The TL is well-rounded, but it doesn’t stand out in its class. Although some road and wind noise intrude, the cabin is quiet overall. The TL’s taut ride is well controlled and firm, yet supple. The Acura TL $36,465 MSRP as tested), is powered by a smooth, punchy 280-hp, 3.5-liter V6 engine that gets 24 mpg overall on premium fuel. The six-speed automatic transmission shifts quickly and smoothly. Braking is Very Good. The interior is well-finished. The trunk is a nice size but has a small opening. The center rear armrest folds down to allow long items like skis to pass through into the cabin, but the seatback doesn’t fold.
The Sonata Hybrid’s drivetrain lacks refinement. Throttle response is slow, making the car feel more underpowered than it is. The ride is controlled yet supple. The Hyundai Sonata Hybrid ($26,695 MSRP as tested), is powered by a 206-hp, 2.4-liter 4-cylinder hybrid engine that that is adequate and gets 33 mpg overall. The six-speed automatic transmission is not as smooth as the continuously variable transmissions found in most competing hybrids. The ride is controlled yet supple. Stopping distances are long and handling limits are reduced compared to other Sonata models. The interior is well finished. The Sonata’s compact lithium-polymer battery consumers less trunk space than in competing hybrid sedans.
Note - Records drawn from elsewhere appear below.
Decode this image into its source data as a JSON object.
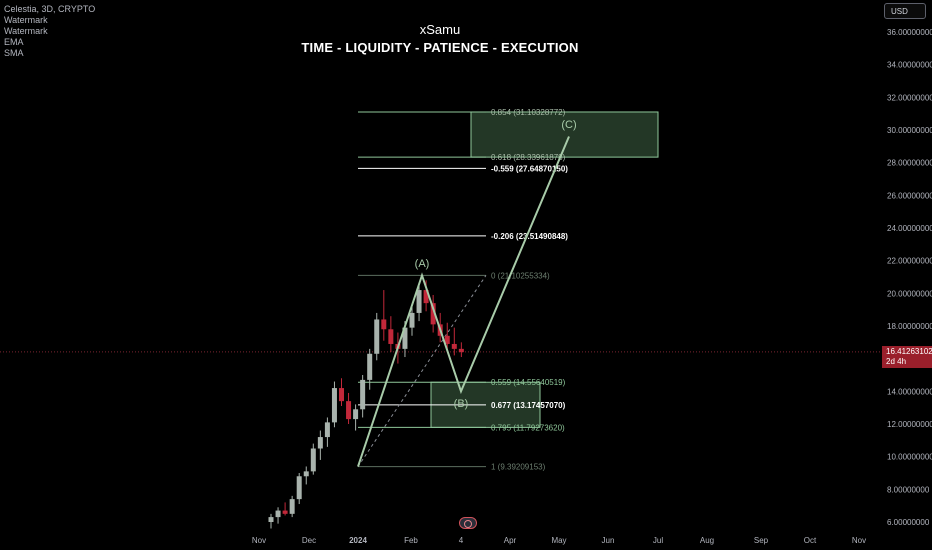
{
  "legend": {
    "symbol": "Celestia, 3D, CRYPTO",
    "items": [
      "Watermark",
      "Watermark",
      "EMA",
      "SMA"
    ]
  },
  "header": {
    "author": "xSamu",
    "headline": "TIME - LIQUIDITY - PATIENCE - EXECUTION"
  },
  "currency_button": "USD",
  "last_price": {
    "value": "16.41263102",
    "countdown": "2d 4h"
  },
  "colors": {
    "background": "#000000",
    "up": "#a9b3ad",
    "down": "#c2283a",
    "fib": "#8fc79a",
    "zone_fill": "#2f4a33",
    "price_tag": "#9a1f2b"
  },
  "chart_data": {
    "type": "candlestick",
    "x_ticks": [
      "Nov",
      "Dec",
      "2024",
      "Feb",
      "4",
      "Apr",
      "May",
      "Jun",
      "Jul",
      "Aug",
      "Sep",
      "Oct",
      "Nov"
    ],
    "y_ticks": [
      "6.00000000",
      "8.00000000",
      "10.00000000",
      "12.00000000",
      "14.00000000",
      "16.00000000",
      "18.00000000",
      "20.00000000",
      "22.00000000",
      "24.00000000",
      "26.00000000",
      "28.00000000",
      "30.00000000",
      "32.00000000",
      "34.00000000",
      "36.00000000"
    ],
    "ylim": [
      5.5,
      36.6
    ],
    "candles_ohlc": [
      [
        6.0,
        6.5,
        5.6,
        6.3
      ],
      [
        6.3,
        6.9,
        5.9,
        6.7
      ],
      [
        6.7,
        7.2,
        6.4,
        6.5
      ],
      [
        6.5,
        7.6,
        6.3,
        7.4
      ],
      [
        7.4,
        9.0,
        7.1,
        8.8
      ],
      [
        8.8,
        9.4,
        8.3,
        9.1
      ],
      [
        9.1,
        10.8,
        8.9,
        10.5
      ],
      [
        10.5,
        11.6,
        9.8,
        11.2
      ],
      [
        11.2,
        12.4,
        10.6,
        12.1
      ],
      [
        12.1,
        14.6,
        11.8,
        14.2
      ],
      [
        14.2,
        14.8,
        13.1,
        13.4
      ],
      [
        13.4,
        13.9,
        12.0,
        12.3
      ],
      [
        12.3,
        13.2,
        11.6,
        12.9
      ],
      [
        12.9,
        15.0,
        12.4,
        14.7
      ],
      [
        14.7,
        16.6,
        14.1,
        16.3
      ],
      [
        16.3,
        18.8,
        15.9,
        18.4
      ],
      [
        18.4,
        20.2,
        17.1,
        17.8
      ],
      [
        17.8,
        18.6,
        16.4,
        16.9
      ],
      [
        16.9,
        17.6,
        15.7,
        16.6
      ],
      [
        16.6,
        18.3,
        16.1,
        17.9
      ],
      [
        17.9,
        19.2,
        17.4,
        18.8
      ],
      [
        18.8,
        20.5,
        18.3,
        20.2
      ],
      [
        20.2,
        20.8,
        18.9,
        19.4
      ],
      [
        19.4,
        19.9,
        17.6,
        18.1
      ],
      [
        18.1,
        18.8,
        17.0,
        17.4
      ],
      [
        17.4,
        18.2,
        16.4,
        16.9
      ],
      [
        16.9,
        17.9,
        16.2,
        16.6
      ],
      [
        16.6,
        17.0,
        16.1,
        16.4
      ]
    ],
    "annotations": {
      "waves": [
        {
          "label": "(A)",
          "y": 21.1
        },
        {
          "label": "(B)",
          "y": 14.0
        },
        {
          "label": "(C)",
          "y": 29.6
        }
      ],
      "fib_levels": [
        {
          "label": "0.854 (31.10328772)",
          "value": 31.10328772
        },
        {
          "label": "0.618 (28.33961878)",
          "value": 28.33961878
        },
        {
          "label": "-0.559 (27.64870150)",
          "value": 27.6487015
        },
        {
          "label": "-0.206 (23.51490848)",
          "value": 23.51490848
        },
        {
          "label": "0 (21.10255334)",
          "value": 21.10255334
        },
        {
          "label": "0.559 (14.55640519)",
          "value": 14.55640519
        },
        {
          "label": "0.677 (13.17457070)",
          "value": 13.1745707
        },
        {
          "label": "0.795 (11.79273620)",
          "value": 11.7927362
        },
        {
          "label": "1 (9.39209153)",
          "value": 9.39209153
        }
      ],
      "zones": [
        {
          "name": "target-zone",
          "from": 28.33961878,
          "to": 31.10328772
        },
        {
          "name": "buy-zone",
          "from": 11.7927362,
          "to": 14.55640519
        }
      ]
    }
  }
}
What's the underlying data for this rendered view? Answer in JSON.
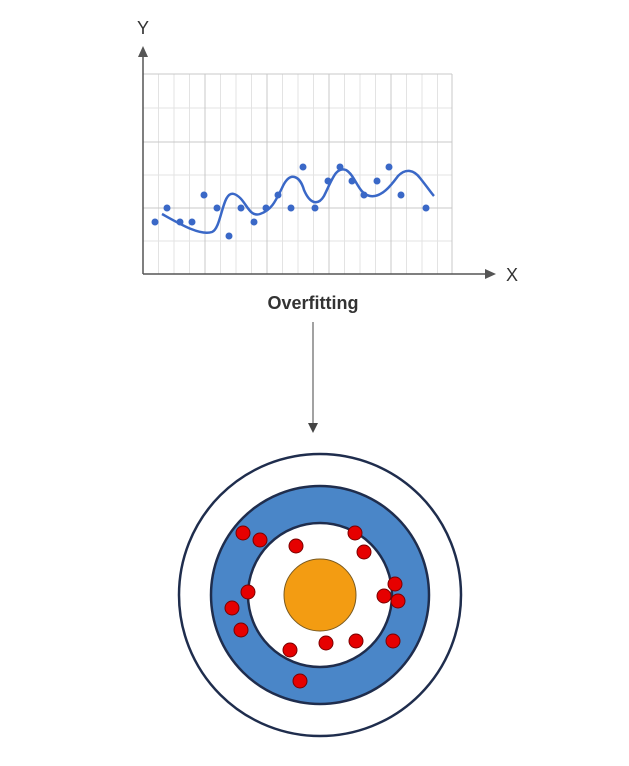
{
  "chart": {
    "y_label": "Y",
    "x_label": "X",
    "caption": "Overfitting"
  }
}
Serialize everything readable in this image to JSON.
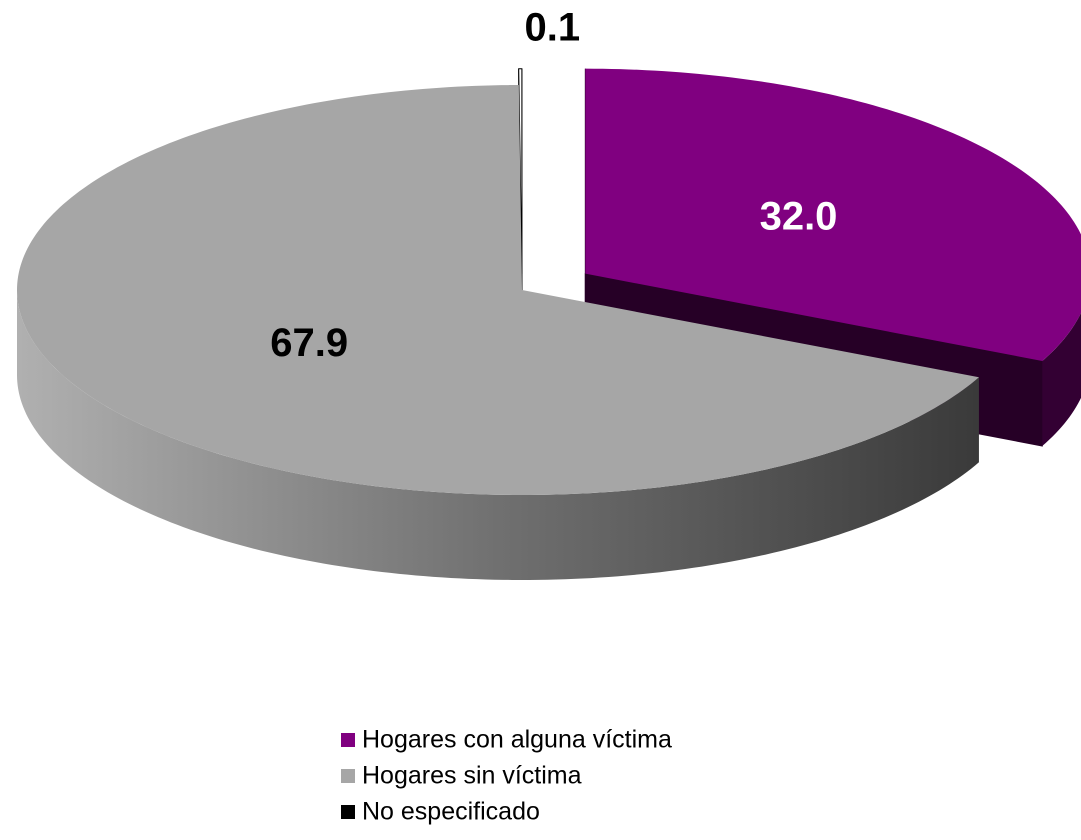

The Nissan Leaf’s full road test culminates a five month period since CR bought the car in California. Driving range can vary dramatically depending on the conditions. Its battery was good for about 90 miles on good days with gentle driving. But in cold weather, CR’s testers saw the range drop to as little as 60 miles because the heater puts an additional drain on the battery. The car’s limited range makes it best as a commuter car or an urban runabout. The Nissan Leaf SL ($35,430 MSRP as tested), is powered by an 80-kw electric motor (equivalent to 107-hp) that accelerates effortlessly and power is supplied by a 24-kilowatt-hour lithium-ion battery that sits under the floor. On average, the Leaf delivered 3.16 miles per kWh, or the equivalent of 106 mpg in mixed driving. That gives the Leaf very low operating costs of about 3.5 cents per mile at average national electricity rates of 11 cents per kWh. The Leaf rides well but handling, though secure, lacks agility. Braking is Very Good. The interior is nicely finished but not posh. The hatchback has a deep well, but because of the battery’s location, the floor isn’t flat when the rear seats are folded.